One, in particular, caught my eye. Beholden by the huge round portals of his eyes I drowned in the utter inadequacy of not knowing what he was thinking. Did he know I was a murderer? Did he know what I was? Could he sense my awkward reaching? My overall impression was one of curiosity. That it seemed likely he was thinking dragonfly thoughts distant from my own – trying to place this gigantic monster with its small eyes within his brief sunlit world of eating and flying and mating.

Dragonflies are old. The oldest fossils date back to the Carboniferous period – 350 million years ago. They spend most of their lives as nymphs, living for up to four years in muddy waters. They then crawl up the stem of a plant and shed their nymph-skin, emerging as dragonflies, leaving behind the exuvia. In the brief six months of their adult life they feed on smaller flying insects and find a mate, in an acrobatic display forming a spectacular mating wheel, then afterwards the female lays her eggs on the leaves of plants or in the water. Death follows shortly and the life cycle begins again.

It’s impossible to know if that dragonfly had fulfilled his life’s purpose before I killed him. And, of course, in that all-too-human way that has reduced the earth and its creatures to resources, I’m searching for a meaning, like nature is here to teach us lessons. I can’t help it. That’s human nature.

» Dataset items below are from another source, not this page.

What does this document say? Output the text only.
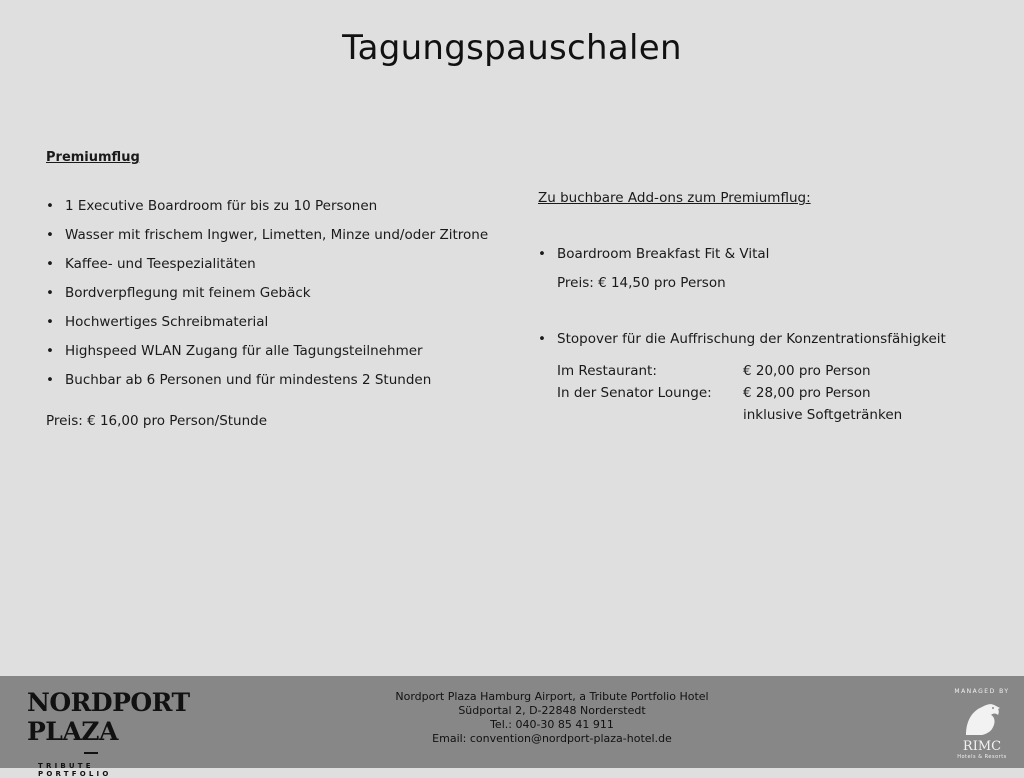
Tagungspauschalen
Premiumflug
• 1 Executive Boardroom für bis zu 10 Personen
• Wasser mit frischem Ingwer, Limetten, Minze und/oder Zitrone
• Kaffee- und Teespezialitäten
• Bordverpflegung mit feinem Gebäck
• Hochwertiges Schreibmaterial
• Highspeed WLAN Zugang für alle Tagungsteilnehmer
• Buchbar ab 6 Personen und für mindestens 2 Stunden
Preis: € 16,00 pro Person/Stunde
Zu buchbare Add-ons zum Premiumflug:
• Boardroom Breakfast Fit & Vital
Preis: € 14,50 pro Person
• Stopover für die Auffrischung der Konzentrationsfähigkeit
Im Restaurant:	€ 20,00 pro Person
In der Senator Lounge:	€ 28,00 pro Person
inklusive Softgetränken
NORDPORT PLAZA
TRIBUTE PORTFOLIO
Nordport Plaza Hamburg Airport, a Tribute Portfolio Hotel
Südportal 2, D-22848 Norderstedt
Tel.: 040-30 85 41 911
Email: convention@nordport-plaza-hotel.de
MANAGED BY
RIMC
Hotels & Resorts
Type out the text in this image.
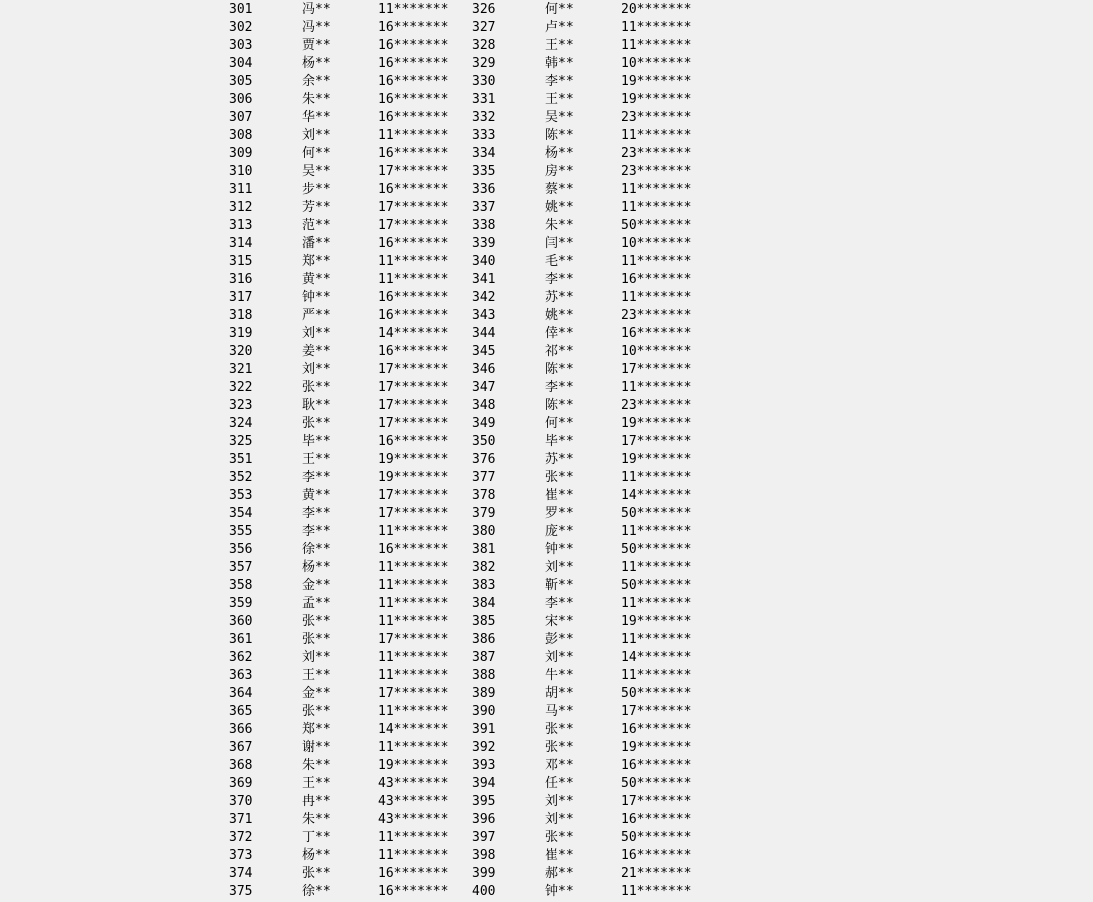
301	冯**	11******* 326	何**	20*******
302	冯**	16******* 327	卢**	11*******
303	贾**	16******* 328	王**	11*******
304	杨**	16******* 329	韩**	10*******
305	余**	16******* 330	李**	19*******
306	朱**	16******* 331	王**	19*******
307	华**	16******* 332	吴**	23*******
308	刘**	11******* 333	陈**	11*******
309	何**	16******* 334	杨**	23*******
310	吴**	17******* 335	房**	23*******
311	步**	16******* 336	蔡**	11*******
312	芳**	17******* 337	姚**	11*******
313	范**	17******* 338	朱**	50*******
314	潘**	16******* 339	闫**	10*******
315	郑**	11******* 340	毛**	11*******
316	黄**	11******* 341	李**	16*******
317	钟**	16******* 342	苏**	11*******
318	严**	16******* 343	姚**	23*******
319	刘**	14******* 344	倖**	16*******
320	姜**	16******* 345	祁**	10*******
321	刘**	17******* 346	陈**	17*******
322	张**	17******* 347	李**	11*******
323	耿**	17******* 348	陈**	23*******
324	张**	17******* 349	何**	19*******
325	毕**	16******* 350	毕**	17*******
351	王**	19******* 376	苏**	19*******
352	李**	19******* 377	张**	11*******
353	黄**	17******* 378	崔**	14*******
354	李**	17******* 379	罗**	50*******
355	李**	11******* 380	庞**	11*******
356	徐**	16******* 381	钟**	50*******
357	杨**	11******* 382	刘**	11*******
358	金**	11******* 383	靳**	50*******
359	孟**	11******* 384	李**	11*******
360	张**	11******* 385	宋**	19*******
361	张**	17******* 386	彭**	11*******
362	刘**	11******* 387	刘**	14*******
363	王**	11******* 388	牛**	11*******
364	金**	17******* 389	胡**	50*******
365	张**	11******* 390	马**	17*******
366	郑**	14******* 391	张**	16*******
367	谢**	11******* 392	张**	19*******
368	朱**	19******* 393	邓**	16*******
369	王**	43******* 394	任**	50*******
370	冉**	43******* 395	刘**	17*******
371	朱**	43******* 396	刘**	16*******
372	丁**	11******* 397	张**	50*******
373	杨**	11******* 398	崔**	16*******
374	张**	16******* 399	郝**	21*******
375	徐**	16******* 400	钟**	11*******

And it’s pretty obvious, slow down, listen, maybe just maybe I’m heading off on the wrong path trying to write a fantasy novel about an imaginary marshland when our existing wetlands need our voices. Making up new creatures when it may be more valuable to introduce people to Sympetrum striolatum ‘common darter’, Sympetrum sanguineum ‘ruddy darter’, Anax imperator ‘emperor dragonfly’.

This is leading me to think that, rather than writing second world fantasy, I might be best off writing a novelset in this landscape, but further back in time. Not only before the wetlands, the marshes, the peat bogs, the lakes, were drained off, but before the people lost their spiritual relationship with the land.

I’ve long been drawn to the archaeological evidence for the ancient marsh-dwellers in my local area. During the Romano-British period they were known as the Setantii ‘The Dwellers in the Water Country’ but had lived here far longer. Here, on Penwortham Marsh (now drained) and not far from the river Ribble (now moved) they had a Bronze Age Lake Village evidenced by the remains of a wooden platform, dug-out canoes, a bronze spearhead, 30 human skulls, and skulls of aurochs and deer. There were numerous other settlements such as those beside the great lakes Marton Mere and Martin Mere (now drained), wooden trackways such as Kate’s Pad, and the (now lost) Port of the Setantii.

If I was to write about that time, rather than making up critters and magic and gods and monsters, I would be able to draw upon the real magic of an animistic and shamanistic culture rooted in a lived relationship with the ‘water country’ – its reeds and rushes, its wetland birds, its dragonflies and damselflies. With the spirits of the ancestors, gods we know throughthe Romans, such as Belisama and Nodens, and those who are unknown such as the goddess I know as Anrhuna, Mother of the Marsh.

That dragonfly was one of her children perhaps. She who has been here as the marshland since, at least, the thaw of the Ice Age and thousands of years of water country, these last four centuries of its draining off, and is still here in the last remnants preserved by wetland nature reserves such as Brockholes.

Would it be too very human to read, in an unlucky accident, a message from a goddess?

O red dragonfly,
Colour of autumnal days,
Dyed he is with the

Mother of the Marsh
Returned to mud and water
Rest well O red one.

***

Those who follow this blog will note this event has led me to returning to its old name ‘From Peneverdant’. This was the name of my hometown of Penwortham in the Doomsday Book and signals a homecoming from an exodus through Welsh mythology and Annwn. It makes sense in relation to my lifelong dedication to Gwyn, here, in January.